Speaking English as a foreign language

any words that I haven’t forgot

I’ve been thinking how I can’t be bothered

to wash the dishes or remake the bed

What’s the point when I could doss instead?

I’ve been hanging out with various riff-raff

somewhere on the Goldhawk Road

I don’t think it’s gonna be much longer

’til I’m mugging up on the penal code

Love is a bourgeois construct

so I’ve given up on the bourgeoisie

Like all their aspirations, it’s a fantasy

When you walked out you did me a favour

you made me see reality

that love is a bourgeois construct

It’s a blatant fallacy

You won’t see me with a bunch of roses

promising fidelity

Love doesn’t mean a thing to me

Talking tough and feeling bitter

but better now it’s clear to me

that love is a bourgeois construct

so I’ve given up the bourgeoisie

While the bankers all get their bonuses

I’ll just get along with what I’ve got

Watching the weeds in the garden

Putting my feet up a lot

I’ll explore the outer limits of boredom

moaning periodically

Just a full-time, lonely layabout

that’s me

When you walked out you did me a favour

It’s absolutely clear to me

that love is a bourgeois construct

just like they said at university

I’ll be taking my time for a long time

with all the Schadenfreude it’s cost

calculating what you’ve lost

Now I’m digging through my student paperbacks

Flicking through Karl Marx again

Searching for the soul of England

Drinking tea like Tony Benn

Love is just a bourgeois construct

so I’m giving up the bourgeoisie

until you come back to me

Talking tough and feeling bitter

but better now it’s clear to me

that love is a bourgeois construct

so I’ve given up the bourgeoisie

2012. I suppose I’m always looking for a new idea for a love song and this one was inspired by a passage in David Lodge’s 1988 novel, Nice Work, in which the manager of an engineering plant falls in love with a feminist university professor:

‘I’ve been in love with you for weeks.’

‘There’s no such thing,’ she says. ‘It’s a rhetorical device.
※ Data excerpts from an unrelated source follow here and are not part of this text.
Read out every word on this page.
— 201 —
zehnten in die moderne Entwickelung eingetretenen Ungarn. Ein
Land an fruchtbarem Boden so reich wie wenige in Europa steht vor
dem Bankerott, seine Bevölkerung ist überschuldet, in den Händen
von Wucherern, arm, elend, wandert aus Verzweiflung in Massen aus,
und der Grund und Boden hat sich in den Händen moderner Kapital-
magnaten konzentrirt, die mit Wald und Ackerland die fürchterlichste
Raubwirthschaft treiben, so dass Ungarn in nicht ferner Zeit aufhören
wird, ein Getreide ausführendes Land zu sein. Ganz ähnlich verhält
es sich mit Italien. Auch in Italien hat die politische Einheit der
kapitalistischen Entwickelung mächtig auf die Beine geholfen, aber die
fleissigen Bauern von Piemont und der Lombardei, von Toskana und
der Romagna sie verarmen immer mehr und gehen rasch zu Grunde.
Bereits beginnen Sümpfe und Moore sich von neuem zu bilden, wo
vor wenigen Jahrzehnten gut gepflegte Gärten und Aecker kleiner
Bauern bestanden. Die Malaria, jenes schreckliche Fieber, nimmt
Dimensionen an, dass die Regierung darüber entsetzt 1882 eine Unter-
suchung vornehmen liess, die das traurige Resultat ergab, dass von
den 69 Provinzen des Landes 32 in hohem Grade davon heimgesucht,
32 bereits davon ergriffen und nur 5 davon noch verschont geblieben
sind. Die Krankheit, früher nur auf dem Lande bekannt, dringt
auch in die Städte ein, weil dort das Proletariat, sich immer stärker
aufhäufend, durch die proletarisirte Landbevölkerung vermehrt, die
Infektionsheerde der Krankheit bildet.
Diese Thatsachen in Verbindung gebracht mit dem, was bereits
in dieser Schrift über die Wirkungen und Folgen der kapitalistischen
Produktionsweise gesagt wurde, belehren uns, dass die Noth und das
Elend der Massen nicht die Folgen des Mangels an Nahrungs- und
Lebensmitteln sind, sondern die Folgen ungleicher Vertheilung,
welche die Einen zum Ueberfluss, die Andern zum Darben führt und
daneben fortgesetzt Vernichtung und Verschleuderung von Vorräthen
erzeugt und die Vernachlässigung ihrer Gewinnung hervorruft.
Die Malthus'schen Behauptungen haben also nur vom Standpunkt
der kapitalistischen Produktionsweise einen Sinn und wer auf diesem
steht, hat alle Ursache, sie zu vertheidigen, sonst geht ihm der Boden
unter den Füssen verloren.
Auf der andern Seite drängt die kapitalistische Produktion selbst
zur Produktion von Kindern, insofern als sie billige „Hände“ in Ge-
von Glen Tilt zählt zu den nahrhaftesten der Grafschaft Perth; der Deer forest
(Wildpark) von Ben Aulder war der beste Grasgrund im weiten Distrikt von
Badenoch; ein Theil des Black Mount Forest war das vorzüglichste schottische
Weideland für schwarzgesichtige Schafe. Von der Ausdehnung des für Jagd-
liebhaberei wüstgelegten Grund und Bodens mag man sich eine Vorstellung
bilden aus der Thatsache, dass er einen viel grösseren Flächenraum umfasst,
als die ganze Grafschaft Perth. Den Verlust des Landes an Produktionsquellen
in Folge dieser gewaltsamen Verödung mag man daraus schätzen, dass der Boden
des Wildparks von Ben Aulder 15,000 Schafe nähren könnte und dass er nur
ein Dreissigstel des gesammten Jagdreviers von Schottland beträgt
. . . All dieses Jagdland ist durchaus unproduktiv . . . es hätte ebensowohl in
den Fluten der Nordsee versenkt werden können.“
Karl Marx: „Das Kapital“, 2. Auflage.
It’s a bourgeois fallacy.’

‘Haven’t you ever been in love, then?’

‘When I was younger,’ she says, ‘I allowed myself to be constructed by the discourse of romantic love for a while, yes.’

‘What the hell does that mean?’

‘We aren’t essences, Vic. We aren’t unique individual essences existing prior to language. There is only language.’

 

The contrast between the notion of ‘love’ and the language of ‘bourgeois construct’ appealed to me and so it turned into a story about a hapless intellectual whose lover has deserted him.